Ich. Bin müde. Ich versuche, liebevoll mit mir umzugehen – ich habe gerade ein krankes Kind begleitet, auch das kostet Kraft. Meine Kraft ist aktuell nur endlich. Ich brauche endlich eine Pause. Eine Woche noch, dann beginnen die Sommerferien bei uns. Dann sind alle Jungs bei ihren Vätern und ich muss nur noch arbeiten und mich um mich selbst kümmern.
Nein, dann wird es nicht besser. Vermutlich wird es schlimmer werden. Wir werden sehen. Die Kinder halten mich jedenfalls im Trott. Ich habe die Aufgabe, mich um sie zu kümmern, und das lässt mich zwar täglich einkaufen gehen gerade, aber ich tue es zumindest. Um mich selbst kümmere ich mich gerade nur kümmerlich. Wenn die Kinder weg sind, brauche ich eigentlich Hilfe. Nur, woher nehmen, wenn nicht stehlen?
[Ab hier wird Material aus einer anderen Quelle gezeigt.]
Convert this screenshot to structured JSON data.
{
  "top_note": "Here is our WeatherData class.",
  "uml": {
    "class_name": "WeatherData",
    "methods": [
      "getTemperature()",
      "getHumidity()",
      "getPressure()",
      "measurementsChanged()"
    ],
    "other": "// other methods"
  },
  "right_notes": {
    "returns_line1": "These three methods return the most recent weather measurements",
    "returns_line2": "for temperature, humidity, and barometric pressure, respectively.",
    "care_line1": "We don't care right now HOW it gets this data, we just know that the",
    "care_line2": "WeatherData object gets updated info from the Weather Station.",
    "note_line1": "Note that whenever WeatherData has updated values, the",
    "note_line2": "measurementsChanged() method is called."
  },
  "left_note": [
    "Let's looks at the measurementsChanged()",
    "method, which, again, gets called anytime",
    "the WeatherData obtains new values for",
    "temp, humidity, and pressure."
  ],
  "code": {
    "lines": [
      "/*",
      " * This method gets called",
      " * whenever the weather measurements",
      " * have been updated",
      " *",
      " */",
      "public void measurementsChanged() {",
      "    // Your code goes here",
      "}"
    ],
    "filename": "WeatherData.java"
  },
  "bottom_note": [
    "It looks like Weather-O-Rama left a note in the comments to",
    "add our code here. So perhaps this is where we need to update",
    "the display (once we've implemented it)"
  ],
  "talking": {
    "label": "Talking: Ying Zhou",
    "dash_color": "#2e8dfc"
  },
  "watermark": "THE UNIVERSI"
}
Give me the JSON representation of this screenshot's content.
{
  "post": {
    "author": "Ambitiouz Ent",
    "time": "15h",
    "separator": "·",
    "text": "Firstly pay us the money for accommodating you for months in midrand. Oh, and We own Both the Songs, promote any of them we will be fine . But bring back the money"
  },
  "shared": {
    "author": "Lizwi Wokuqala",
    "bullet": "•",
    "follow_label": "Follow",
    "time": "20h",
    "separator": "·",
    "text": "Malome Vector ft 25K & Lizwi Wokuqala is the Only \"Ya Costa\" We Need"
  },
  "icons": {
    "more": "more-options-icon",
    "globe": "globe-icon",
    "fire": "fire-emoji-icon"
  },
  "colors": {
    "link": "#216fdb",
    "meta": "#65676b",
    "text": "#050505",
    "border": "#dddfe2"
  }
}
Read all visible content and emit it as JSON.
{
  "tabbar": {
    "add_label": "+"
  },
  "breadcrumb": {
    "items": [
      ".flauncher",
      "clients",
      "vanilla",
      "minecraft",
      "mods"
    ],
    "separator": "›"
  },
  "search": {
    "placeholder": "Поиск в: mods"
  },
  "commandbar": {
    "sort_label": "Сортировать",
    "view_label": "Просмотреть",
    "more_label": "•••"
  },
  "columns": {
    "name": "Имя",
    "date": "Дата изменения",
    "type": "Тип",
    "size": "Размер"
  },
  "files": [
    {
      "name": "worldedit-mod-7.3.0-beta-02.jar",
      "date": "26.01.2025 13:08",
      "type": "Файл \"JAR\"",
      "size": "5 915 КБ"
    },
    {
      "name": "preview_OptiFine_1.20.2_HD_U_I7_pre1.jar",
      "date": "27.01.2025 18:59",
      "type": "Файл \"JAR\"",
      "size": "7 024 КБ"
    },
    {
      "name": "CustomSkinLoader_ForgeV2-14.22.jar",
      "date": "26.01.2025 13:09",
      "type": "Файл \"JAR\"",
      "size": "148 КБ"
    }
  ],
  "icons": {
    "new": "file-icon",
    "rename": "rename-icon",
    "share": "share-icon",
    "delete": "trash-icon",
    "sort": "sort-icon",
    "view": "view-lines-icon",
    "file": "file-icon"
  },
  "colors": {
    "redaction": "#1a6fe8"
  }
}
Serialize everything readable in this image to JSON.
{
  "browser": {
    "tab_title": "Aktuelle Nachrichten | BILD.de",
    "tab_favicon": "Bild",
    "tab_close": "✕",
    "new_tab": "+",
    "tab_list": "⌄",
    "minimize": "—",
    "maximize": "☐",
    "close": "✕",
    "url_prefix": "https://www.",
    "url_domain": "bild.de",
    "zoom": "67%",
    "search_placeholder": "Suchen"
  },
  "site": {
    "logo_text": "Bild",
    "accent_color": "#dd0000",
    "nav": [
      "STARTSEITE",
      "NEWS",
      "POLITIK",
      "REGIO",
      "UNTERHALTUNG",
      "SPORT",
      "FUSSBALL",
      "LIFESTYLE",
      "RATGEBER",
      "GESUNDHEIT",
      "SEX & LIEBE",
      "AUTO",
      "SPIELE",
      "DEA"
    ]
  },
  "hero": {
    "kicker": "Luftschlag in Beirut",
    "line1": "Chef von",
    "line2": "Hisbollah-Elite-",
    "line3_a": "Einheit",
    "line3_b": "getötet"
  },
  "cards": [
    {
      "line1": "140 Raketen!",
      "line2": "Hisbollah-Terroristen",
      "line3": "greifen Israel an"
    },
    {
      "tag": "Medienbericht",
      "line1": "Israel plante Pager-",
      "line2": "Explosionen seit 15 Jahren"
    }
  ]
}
Tja. Also – ich sehe zumindest gerade klar. Die letzten Wochen. Die letzten beiden Jahre. Es wiederholt sich. Jetzt darf ich lernen, die Stopptaste zu drücken. Es muss sich nicht wiederholen. Ich kann etwas dagegen tun. Noch weiß ich nicht so genau, was. Aber ich kann das ja herausfinden. Wenn nicht dieses Jahr, dann für nächstes Jahr. Ich könnte zum Beispiel eine Kur beantragen und die in den Frühsommer legen. Dann kann ich schon gestärkt loslaufen.
Das wäre doch gelacht. Wobei mir ja nicht so nach Lachen ist aktuell. Eher nach Weinen. Einfach so. Weil mir gerade alles zu viel ist.
Dieses Achtsam mit sich umgehen – ich sags euch, einfach ist anders.